Öte yandan, 30.10.1999 tarih ve 23861 sayılı Resmi Gazete'de yayımlanan İthalatta Haksız Rekabetin Önlenmesi Hakkında Yönetmeliğin 5. maddesinde, normal değerin hesaplanmasına ilişkin esaslara, 9. maddesinde ihraç fiyatının belirlenmesine, 17. maddesinde zararın tespitine, 19. maddesinde şikayet ve incelemeye, 20. maddesinde de soruşturma açılmasına ilişkin esaslara yer verilmiştir.
İthalatta Haksız Rekabetin Önlenmesine İlişkin Kanun ile Yönetmeliğin ilgili hükümlerine göre, haksız rekabete karşı bir üretim dalının korunması ve/veya ithal ülkesinin sanayisinin bozulmasının önlenmesi amacıyla getirilen dampinge karşı verginin, yerli üretim dalında somut ve tespit edilebilir zarara sebep olduğunun veya olacağının belirlenmesi halinde, dampinge konu ithalattan, normal değer ile ithale konu malın ihraç değeri arasındaki fark esas alınarak tahsil edileceği düzenlenmiştir.
Dava konusu olayda, T.C. Ticaret Bakanlığı İthalat Genel Müdürlüğünce yapılan damping incelemesi sonucu; Amerika Birleşik Devletleri menşeli ''beyazlatılmamış kratflayner kağıtlar'' isimli eşyanın ithalatında, 14/07/2015 tarih ve 29416 sayılı Resmi Gazete'de yayımlanan 2015/8 sayılı ve 07/03/2017 tarih ve 3000 sayılı Resmi Gazete'de yayımlanan 2017/1 sayılı İthalatta Haksız Rekabetin Önlenmesine İlişkin Tebliğler gereği yürürlükte bulunan dampinge karşı kesin önlemlerin askıya alınmasına ilişkin kararın davaya konu yapılan 2019/19 sayılı İthalatta Haksız Rekabetin Önlenmesine İlişkin Tebliğ ile yürürlüğe konulduğu anlaşılmaktadır.

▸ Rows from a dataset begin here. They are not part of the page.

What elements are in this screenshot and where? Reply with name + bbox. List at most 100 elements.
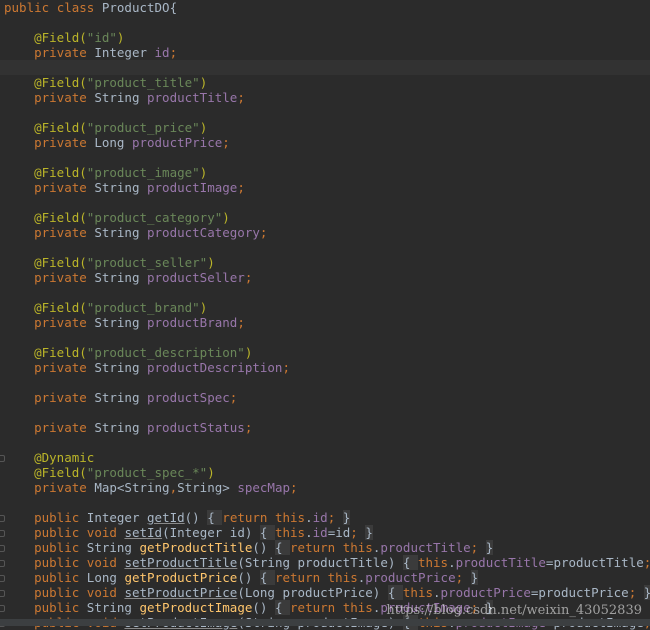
code-token-deprecated: getId — [147, 510, 185, 525]
code-line[interactable]: @Field("product_price") — [0, 120, 650, 135]
code-line[interactable] — [0, 60, 650, 75]
code-line[interactable]: private String productCategory; — [0, 225, 650, 240]
code-token-plain: Map<String — [94, 480, 170, 495]
code-token-plain: (Integer id) — [162, 525, 260, 540]
code-line[interactable]: @Field("product_brand") — [0, 300, 650, 315]
code-token-plain: Long — [94, 135, 132, 150]
code-token-keyword: private — [4, 390, 95, 405]
code-token-brace: { — [274, 540, 291, 555]
code-token-brace: } — [342, 510, 351, 525]
code-token-punct: ; — [222, 135, 230, 150]
code-token-keyword: this — [417, 555, 449, 570]
code-token-plain: ProductDO{ — [101, 0, 178, 15]
code-line[interactable]: @Field("product_description") — [0, 345, 650, 360]
code-line[interactable]: private String productDescription; — [0, 360, 650, 375]
code-line[interactable]: private String productSeller; — [0, 270, 650, 285]
code-line[interactable]: @Field("id") — [0, 30, 650, 45]
code-text: private String productTitle; — [4, 90, 245, 105]
code-token-string: "product_description" — [86, 345, 245, 360]
code-editor[interactable]: public class ProductDO{ @Field("id") pri… — [0, 0, 650, 630]
code-line[interactable]: public class ProductDO{ — [0, 0, 650, 15]
code-token-field: id — [312, 510, 328, 525]
code-token-plain: String — [86, 600, 140, 615]
code-token-field: productTitle — [455, 555, 546, 570]
code-line[interactable]: @Field("product_spec_*") — [0, 465, 650, 480]
code-line[interactable]: public Integer getId() { return this.id;… — [0, 510, 650, 525]
code-token-string: "product_price" — [86, 120, 200, 135]
code-line[interactable] — [0, 15, 650, 30]
code-token-field: productSeller — [147, 270, 245, 285]
code-token-annotation: @Field( — [4, 30, 87, 45]
code-token-keyword: public — [4, 525, 87, 540]
code-line[interactable] — [0, 195, 650, 210]
code-line[interactable]: public void setProductPrice(Long product… — [0, 585, 650, 600]
code-line[interactable]: public void setProductTitle(String produ… — [0, 555, 650, 570]
code-token-keyword: public — [4, 0, 57, 15]
code-text: public Long getProductPrice() { return t… — [4, 570, 479, 585]
code-token-annotation: ) — [116, 30, 125, 45]
code-token-keyword: return — [274, 570, 328, 585]
code-token-annotation: ) — [222, 210, 230, 225]
code-text: @Field("product_category") — [4, 210, 230, 225]
watermark-text: https://blog.csdn.net/weixin_43052839 — [386, 603, 642, 618]
code-line[interactable] — [0, 240, 650, 255]
code-token-field: productSpec — [147, 390, 230, 405]
code-line[interactable] — [0, 495, 650, 510]
code-line[interactable]: private String productImage; — [0, 180, 650, 195]
code-line[interactable]: public String getProductTitle() { return… — [0, 540, 650, 555]
code-token-punct: ; — [229, 390, 238, 405]
code-token-string: "id" — [86, 30, 117, 45]
code-token-field: specMap — [237, 480, 291, 495]
code-line[interactable]: private Long productPrice; — [0, 135, 650, 150]
code-token-keyword: private — [4, 180, 95, 195]
code-line[interactable] — [0, 105, 650, 120]
code-line[interactable]: private String productSpec; — [0, 390, 650, 405]
code-token-annotation: @Field( — [4, 120, 87, 135]
code-token-plain: String — [86, 540, 140, 555]
code-line[interactable]: @Field("product_title") — [0, 75, 650, 90]
code-token-plain: String — [94, 270, 147, 285]
code-token-deprecated: setProductPrice — [124, 585, 238, 600]
code-line[interactable] — [0, 405, 650, 420]
code-token-annotation: ) — [207, 465, 215, 480]
code-line[interactable]: public void setId(Integer id) { this.id=… — [0, 525, 650, 540]
code-token-plain: Integer — [94, 45, 155, 60]
code-text: private String productSpec; — [4, 390, 237, 405]
code-token-keyword: void — [86, 585, 125, 600]
code-line[interactable] — [0, 150, 650, 165]
code-line[interactable]: @Field("product_category") — [0, 210, 650, 225]
code-line[interactable]: @Field("product_seller") — [0, 255, 650, 270]
code-token-field: id — [312, 525, 328, 540]
code-line[interactable]: private Map<String,String> specMap; — [0, 480, 650, 495]
code-token-annotation: @Field( — [4, 255, 87, 270]
code-text: private String productSeller; — [4, 270, 252, 285]
code-token-string: "product_spec_*" — [86, 465, 208, 480]
code-token-punct: ; — [290, 480, 298, 495]
code-token-plain: =productPrice — [530, 585, 629, 600]
code-token-annotation: @Field( — [4, 165, 87, 180]
code-line[interactable]: private String productStatus; — [0, 420, 650, 435]
code-token-field: productPrice — [131, 135, 223, 150]
code-line[interactable]: private String productTitle; — [0, 90, 650, 105]
code-line[interactable] — [0, 435, 650, 450]
code-text: public void setId(Integer id) { this.id=… — [4, 525, 373, 540]
code-line[interactable]: @Field("product_image") — [0, 165, 650, 180]
code-token-field: productTitle — [147, 90, 238, 105]
code-line[interactable]: private Integer id; — [0, 45, 650, 60]
code-line[interactable]: private String productBrand; — [0, 315, 650, 330]
code-token-plain: . — [448, 555, 456, 570]
code-token-plain: String — [94, 90, 147, 105]
code-token-deprecated: setProductTitle — [124, 555, 238, 570]
code-token-punct: ; — [628, 585, 644, 600]
code-token-keyword: void — [86, 555, 125, 570]
code-token-plain: =id — [327, 525, 351, 540]
code-line[interactable]: public Long getProductPrice() { return t… — [0, 570, 650, 585]
code-line[interactable] — [0, 375, 650, 390]
code-token-keyword: public — [4, 555, 87, 570]
code-line[interactable]: @Dynamic — [0, 450, 650, 465]
code-token-keyword: private — [4, 315, 95, 330]
code-token-plain: () — [252, 600, 275, 615]
code-text: @Field("id") — [4, 30, 124, 45]
code-line[interactable] — [0, 330, 650, 345]
code-line[interactable] — [0, 285, 650, 300]
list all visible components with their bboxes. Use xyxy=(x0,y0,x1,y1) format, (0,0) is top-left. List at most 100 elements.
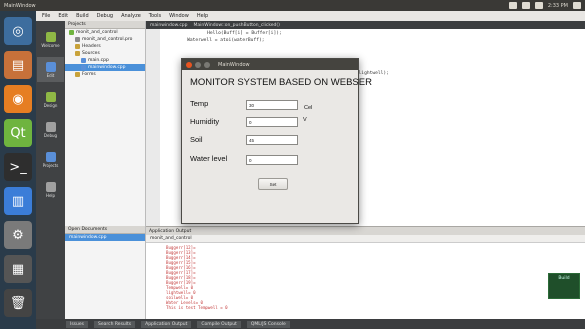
output-run-tab[interactable]: monit_and_control xyxy=(146,235,585,243)
debug-mode-icon xyxy=(45,121,56,132)
settings-icon[interactable]: ⚙ xyxy=(4,221,32,249)
code-line: Waterwell = atoi(waterBuff); xyxy=(176,38,265,43)
keyboard-icon[interactable] xyxy=(521,2,530,9)
file-icon xyxy=(75,44,80,49)
output-header: Application Output xyxy=(146,227,585,235)
menu-item-tools[interactable]: Tools xyxy=(149,13,161,19)
mode-welcome[interactable]: Welcome xyxy=(37,27,64,52)
system-tray: 2:33 PM xyxy=(508,2,581,9)
temp-field[interactable]: 30 xyxy=(246,100,298,110)
mode-design[interactable]: Design xyxy=(37,87,64,112)
soil-label: Soil xyxy=(190,135,203,144)
mode-debug[interactable]: Debug xyxy=(37,117,64,142)
humidity-field[interactable]: 0 xyxy=(246,117,298,127)
water-level-field[interactable]: 0 xyxy=(246,155,298,165)
application-output-pane: Application Output monit_and_control Bug… xyxy=(146,226,585,319)
project-tree-item[interactable]: mainwindow.cpp xyxy=(65,64,145,71)
help-mode-icon xyxy=(45,181,56,192)
file-icon xyxy=(81,58,86,63)
temp-unit: Cel xyxy=(304,105,313,111)
projects-mode-icon xyxy=(45,151,56,162)
soil-field[interactable]: 45 xyxy=(246,135,298,145)
mode-help[interactable]: Help xyxy=(37,177,64,202)
editor-symbol-tab[interactable]: MainWindow::on_pushButton_clicked() xyxy=(194,23,280,28)
tree-item-label: Forms xyxy=(82,72,96,77)
menu-bar: File Edit Build Debug Analyze Tools Window Help xyxy=(36,11,585,21)
files-icon[interactable]: ▤ xyxy=(4,51,32,79)
menu-item-edit[interactable]: Edit xyxy=(58,13,68,19)
writer-icon[interactable]: ▥ xyxy=(4,187,32,215)
close-icon[interactable] xyxy=(186,61,192,68)
mainwindow-dialog: MainWindow MONITOR SYSTEM BASED ON WEBSE… xyxy=(181,58,372,224)
build-badge-label: Build xyxy=(558,276,570,281)
mode-selector: Welcome Edit Design Debug Projects Help xyxy=(36,21,65,329)
dialog-titlebar[interactable]: MainWindow xyxy=(182,59,358,70)
menu-item-analyze[interactable]: Analyze xyxy=(121,13,141,19)
project-tree-item[interactable]: main.cpp xyxy=(65,57,145,64)
power-icon[interactable] xyxy=(573,2,581,9)
open-document-item[interactable]: mainwindow.cpp xyxy=(65,234,145,241)
dialog-title: MainWindow xyxy=(218,61,250,68)
unity-launcher: ◎ ▤ ◉ Qt >_ ▥ ⚙ ▦ 🗑 xyxy=(0,11,36,329)
menu-item-file[interactable]: File xyxy=(42,13,50,19)
minimize-icon[interactable] xyxy=(195,61,201,68)
terminal-icon[interactable]: >_ xyxy=(4,153,32,181)
mode-label: Help xyxy=(45,192,56,198)
mode-label: Welcome xyxy=(41,42,60,48)
set-button[interactable]: Set xyxy=(258,178,288,190)
mode-label: Projects xyxy=(42,162,59,168)
tree-item-label: monit_and_control xyxy=(76,30,118,35)
trash-icon[interactable]: 🗑 xyxy=(4,289,32,317)
open-documents-pane: Open Documents mainwindow.cpp xyxy=(65,226,146,319)
line-number-gutter xyxy=(146,29,160,226)
mode-label: Design xyxy=(43,102,58,108)
build-status-badge[interactable]: Build xyxy=(548,273,580,299)
output-pane-tab[interactable]: Compile Output xyxy=(197,320,241,328)
volume-icon[interactable] xyxy=(534,2,543,9)
top-panel: MainWindow 2:33 PM xyxy=(0,0,585,11)
project-tree-item[interactable]: monit_and_control.pro xyxy=(65,36,145,43)
active-window-title: MainWindow xyxy=(4,2,36,9)
maximize-icon[interactable] xyxy=(204,61,210,68)
firefox-icon[interactable]: ◉ xyxy=(4,85,32,113)
file-icon xyxy=(75,37,80,42)
workspace-icon[interactable]: ▦ xyxy=(4,255,32,283)
file-icon xyxy=(69,30,74,35)
tree-item-label: main.cpp xyxy=(88,58,109,63)
tree-item-label: Headers xyxy=(82,44,101,49)
file-icon xyxy=(81,65,86,70)
temp-label: Temp xyxy=(190,99,209,108)
dash-icon[interactable]: ◎ xyxy=(4,17,32,45)
project-tree-item[interactable]: Sources xyxy=(65,50,145,57)
open-documents-header[interactable]: Open Documents xyxy=(65,226,145,234)
tree-item-label: monit_and_control.pro xyxy=(82,37,133,42)
edit-mode-icon xyxy=(45,61,56,72)
projects-header[interactable]: Projects xyxy=(65,21,145,29)
output-pane-tab[interactable]: Search Results xyxy=(93,320,136,328)
network-icon[interactable] xyxy=(508,2,517,9)
welcome-mode-icon xyxy=(45,31,56,42)
output-line: This is test Tempwell = 0 xyxy=(166,305,228,310)
editor-tab-bar: mainwindow.cpp MainWindow::on_pushButton… xyxy=(146,21,585,29)
mode-label: Edit xyxy=(46,72,55,78)
menu-item-window[interactable]: Window xyxy=(169,13,189,19)
menu-item-help[interactable]: Help xyxy=(197,13,208,19)
tree-item-label: mainwindow.cpp xyxy=(88,65,126,70)
output-pane-tab[interactable]: Application Output xyxy=(141,320,192,328)
mode-projects[interactable]: Projects xyxy=(37,147,64,172)
clock[interactable]: 2:33 PM xyxy=(548,3,568,9)
output-pane-tab[interactable]: Issues xyxy=(66,320,88,328)
qtcreator-icon[interactable]: Qt xyxy=(4,119,32,147)
editor-file-tab[interactable]: mainwindow.cpp xyxy=(150,23,188,28)
tree-item-label: Sources xyxy=(82,51,100,56)
output-pane-tab[interactable]: QML/JS Console xyxy=(246,320,290,328)
water-level-label: Water level xyxy=(190,154,228,163)
project-tree-item[interactable]: Forms xyxy=(65,71,145,78)
file-icon xyxy=(75,51,80,56)
project-tree-item[interactable]: Headers xyxy=(65,43,145,50)
mode-edit[interactable]: Edit xyxy=(37,57,64,82)
humidity-unit: V xyxy=(303,117,307,123)
menu-item-build[interactable]: Build xyxy=(76,13,89,19)
project-tree-item[interactable]: monit_and_control xyxy=(65,29,145,36)
menu-item-debug[interactable]: Debug xyxy=(97,13,113,19)
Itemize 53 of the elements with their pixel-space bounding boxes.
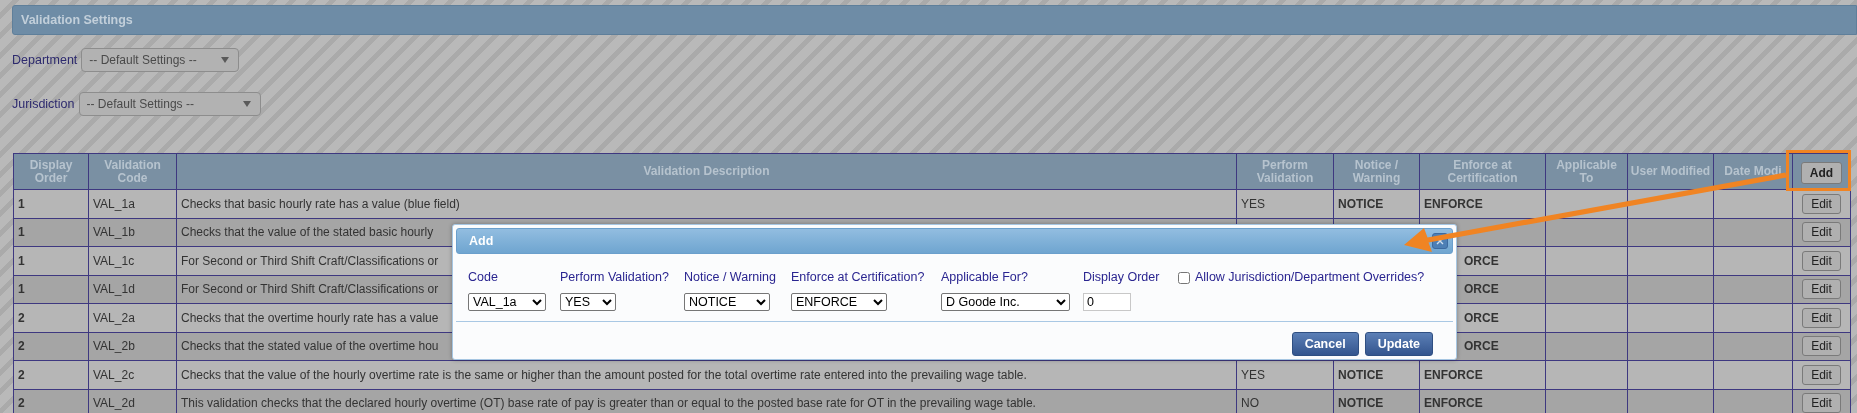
caret-icon	[221, 57, 230, 63]
table-cell: VAL_2c	[88, 360, 177, 389]
table-cell: 1	[13, 246, 89, 275]
table-cell: NOTICE	[1333, 189, 1420, 218]
dropdown-value: -- Default Settings --	[89, 52, 197, 69]
table-cell: VAL_1b	[88, 218, 177, 247]
table-cell: 2	[13, 303, 89, 332]
edit-button[interactable]: Edit	[1802, 336, 1841, 357]
highlight-frame	[1786, 150, 1851, 191]
column-header: Perform Validation	[1236, 153, 1334, 190]
table-cell: VAL_2a	[88, 303, 177, 332]
edit-button[interactable]: Edit	[1802, 393, 1841, 413]
filter-dropdown[interactable]: -- Default Settings --	[78, 92, 261, 116]
table-cell: VAL_1c	[88, 246, 177, 275]
dropdown[interactable]: VAL_1a	[468, 293, 546, 311]
filter-dropdown[interactable]: -- Default Settings --	[81, 48, 240, 72]
column-header: Enforce at Certification	[1419, 153, 1546, 190]
table-cell: 1	[13, 275, 89, 304]
table-cell: VAL_1d	[88, 275, 177, 304]
edit-button[interactable]: Edit	[1802, 193, 1841, 214]
cancel-button[interactable]: Cancel	[1291, 332, 1359, 356]
column-header: Applicable To	[1545, 153, 1628, 190]
section-title: Validation Settings	[21, 11, 133, 29]
column-header: Validation Code	[88, 153, 177, 190]
dropdown[interactable]: ENFORCE	[791, 293, 887, 311]
table-cell: 1	[13, 189, 89, 218]
edit-button[interactable]: Edit	[1802, 250, 1841, 271]
column-header: Validation Description	[176, 153, 1237, 190]
column-header: Notice / Warning	[1333, 153, 1420, 190]
table-cell: 1	[13, 218, 89, 247]
edit-button[interactable]: Edit	[1802, 222, 1841, 243]
table-cell: VAL_1a	[88, 189, 177, 218]
edit-button[interactable]: Edit	[1802, 307, 1841, 328]
update-button[interactable]: Update	[1364, 332, 1433, 356]
column-header: Display Order	[13, 153, 89, 190]
caret-icon	[242, 101, 251, 107]
dropdown[interactable]: NOTICE	[684, 293, 770, 311]
input-field[interactable]: 0	[1083, 293, 1131, 311]
table-cell: Checks that basic hourly rate has a value (blue field)	[176, 189, 1237, 218]
filter-label: Jurisdiction	[12, 95, 75, 113]
edit-button[interactable]: Edit	[1802, 279, 1841, 300]
dropdown[interactable]: D Goode Inc.	[941, 293, 1070, 311]
edit-button[interactable]: Edit	[1802, 364, 1841, 385]
dropdown[interactable]: YES	[560, 293, 616, 311]
dropdown-value: -- Default Settings --	[86, 96, 194, 113]
table-cell: VAL_2b	[88, 332, 177, 361]
add-button[interactable]: Add	[1800, 161, 1843, 184]
table-cell: 2	[13, 389, 89, 413]
table-cell: 2	[13, 332, 89, 361]
table-cell: 2	[13, 360, 89, 389]
filter-label: Department	[12, 51, 78, 69]
table-cell: YES	[1236, 189, 1334, 218]
checkbox[interactable]	[1178, 271, 1190, 284]
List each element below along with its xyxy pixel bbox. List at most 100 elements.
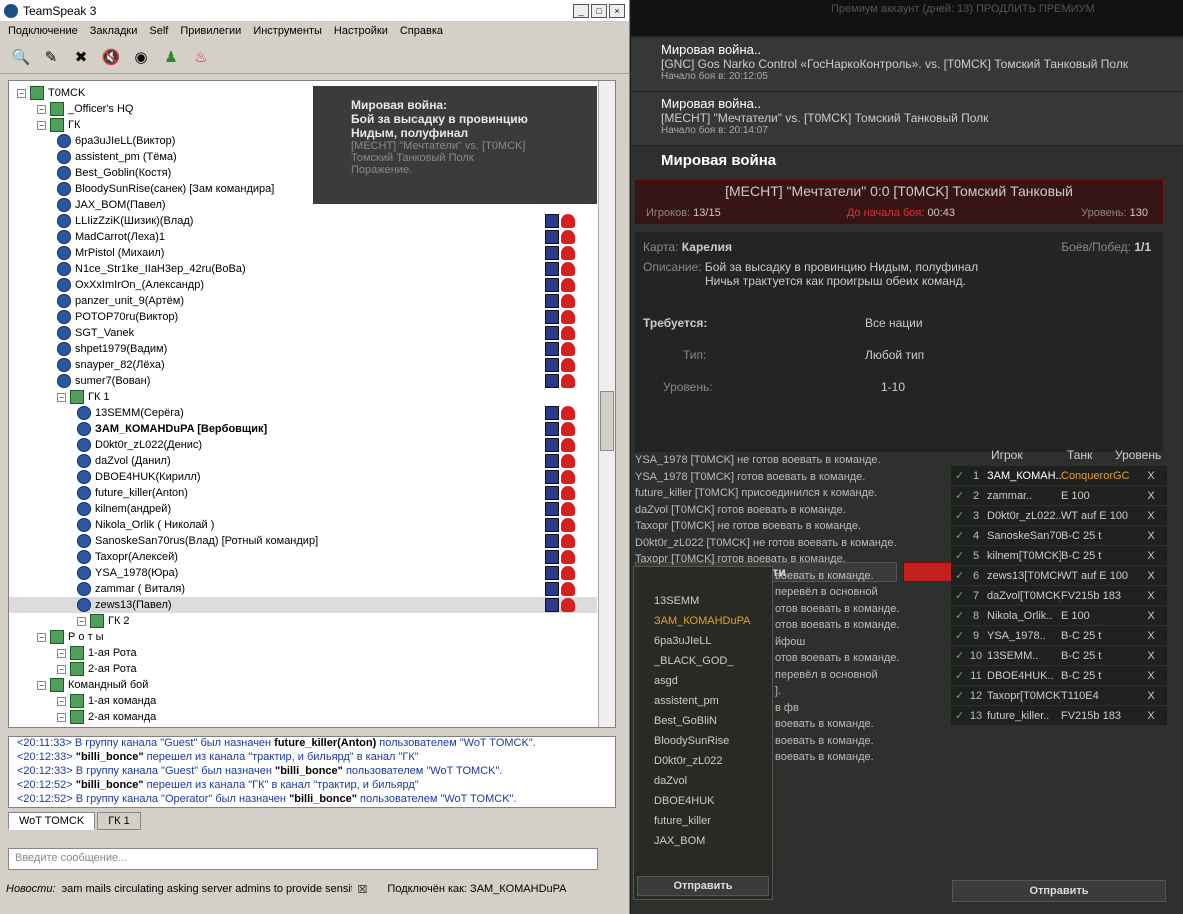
roster-row[interactable]: ✓ 2 zammar.. E 100 X: [951, 486, 1167, 506]
remove-player-icon[interactable]: X: [1141, 650, 1161, 662]
tulip-icon[interactable]: ♨: [188, 44, 214, 70]
client-row[interactable]: future_killer(Anton): [9, 485, 597, 501]
chat-user[interactable]: "billi_bonce": [76, 751, 144, 763]
roster-row[interactable]: ✓ 6 zews13[T0MCK] WT auf E 100 X: [951, 566, 1167, 586]
popup-member[interactable]: DBOE4HUK: [634, 791, 772, 811]
channel-row[interactable]: − ГК 2: [9, 613, 597, 629]
client-row[interactable]: 13SEMM(Серёга): [9, 405, 597, 421]
away-icon[interactable]: ✎: [38, 44, 64, 70]
roster-row[interactable]: ✓ 8 Nikola_Orlik.. E 100 X: [951, 606, 1167, 626]
client-row[interactable]: POTOP70ru(Виктор): [9, 309, 597, 325]
client-row[interactable]: OxXxImIrOn_(Александр): [9, 277, 597, 293]
popup-member[interactable]: asgd: [634, 671, 772, 691]
tab-server[interactable]: WoT TOMCK: [8, 812, 96, 830]
client-row[interactable]: kilnem(андрей): [9, 501, 597, 517]
remove-player-icon[interactable]: X: [1141, 570, 1161, 582]
client-row[interactable]: SGT_Vanek: [9, 325, 597, 341]
popup-member[interactable]: 6pa3uJIeLL: [634, 631, 772, 651]
tab-channel[interactable]: ГК 1: [97, 812, 141, 830]
expand-icon[interactable]: −: [37, 680, 46, 690]
expand-icon[interactable]: −: [57, 664, 66, 674]
menu-item-2[interactable]: Self: [149, 25, 168, 37]
client-row[interactable]: Taxopr(Алексей): [9, 549, 597, 565]
user-icon[interactable]: ♟: [158, 44, 184, 70]
minimize-button[interactable]: _: [573, 3, 589, 18]
remove-player-icon[interactable]: X: [1141, 470, 1161, 482]
menu-item-3[interactable]: Привилегии: [180, 25, 241, 37]
roster-row[interactable]: ✓ 13 future_killer.. FV215b 183 X: [951, 706, 1167, 726]
popup-member[interactable]: ЗАМ_КОМАНDuPA: [634, 611, 772, 631]
menu-item-5[interactable]: Настройки: [334, 25, 388, 37]
menu-item-1[interactable]: Закладки: [90, 25, 138, 37]
roster-row[interactable]: ✓ 12 Taxopr[T0MCK] T110E4 X: [951, 686, 1167, 706]
channel-row[interactable]: − ГК 1: [9, 389, 597, 405]
menu-item-0[interactable]: Подключение: [8, 25, 78, 37]
remove-player-icon[interactable]: X: [1141, 670, 1161, 682]
popup-member[interactable]: assistent_pm: [634, 691, 772, 711]
client-row[interactable]: N1ce_Str1ke_IIaH3ep_42ru(ВоВа): [9, 261, 597, 277]
connect-icon[interactable]: 🔍: [8, 44, 34, 70]
roster-row[interactable]: ✓ 1 ЗАМ_КОМАН.. ConquerorGC X: [951, 466, 1167, 486]
channel-row[interactable]: − 2-ая команда: [9, 709, 597, 725]
remove-player-icon[interactable]: X: [1141, 490, 1161, 502]
client-row[interactable]: zammar ( Виталя): [9, 581, 597, 597]
expand-icon[interactable]: −: [57, 712, 66, 722]
expand-icon[interactable]: −: [37, 120, 46, 130]
client-row[interactable]: daZvol (Данил): [9, 453, 597, 469]
expand-icon[interactable]: −: [37, 632, 46, 642]
client-row[interactable]: MrPistol (Михаил): [9, 245, 597, 261]
remove-player-icon[interactable]: X: [1141, 610, 1161, 622]
expand-icon[interactable]: −: [77, 616, 86, 626]
expand-icon[interactable]: −: [57, 392, 66, 402]
expand-icon[interactable]: −: [37, 104, 46, 114]
channel-row[interactable]: − 2-ая Рота: [9, 661, 597, 677]
roster-row[interactable]: ✓ 4 SanoskeSan70.. B-C 25 t X: [951, 526, 1167, 546]
popup-member[interactable]: _BLACK_GOD_: [634, 651, 772, 671]
mute-speakers-icon[interactable]: 🔇: [98, 44, 124, 70]
client-row[interactable]: D0kt0r_zL022(Денис): [9, 437, 597, 453]
menu-item-6[interactable]: Справка: [400, 25, 443, 37]
tree-scrollbar[interactable]: [598, 81, 615, 727]
remove-player-icon[interactable]: X: [1141, 690, 1161, 702]
mute-mic-icon[interactable]: ✖: [68, 44, 94, 70]
chat-user[interactable]: "billi_bonce": [289, 793, 357, 805]
menu-item-4[interactable]: Инструменты: [253, 25, 322, 37]
client-row[interactable]: LLIizZziK(Шизик)(Влад): [9, 213, 597, 229]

2015/28 sayılı Tebliğ uyarınca Amerika Birleşik Devletleri menşeli beyazlatılmamış kağıtların ithalinde CIF bedelin %9,43'ü ilâ %19,96'sı arasında firma bazında değişen oranlarda dampinge karşı önlem yürürlüğe konulmuş, yürütülen soruşturma sonucu 2017/1 sayılı tebliğ uyarınca da, söz konusu önlemin, %12,24'ü ile %19,19 arasında firma bazında değişen oranlarda uygulanmasına devam edilmesi kararlaştırılmıştır.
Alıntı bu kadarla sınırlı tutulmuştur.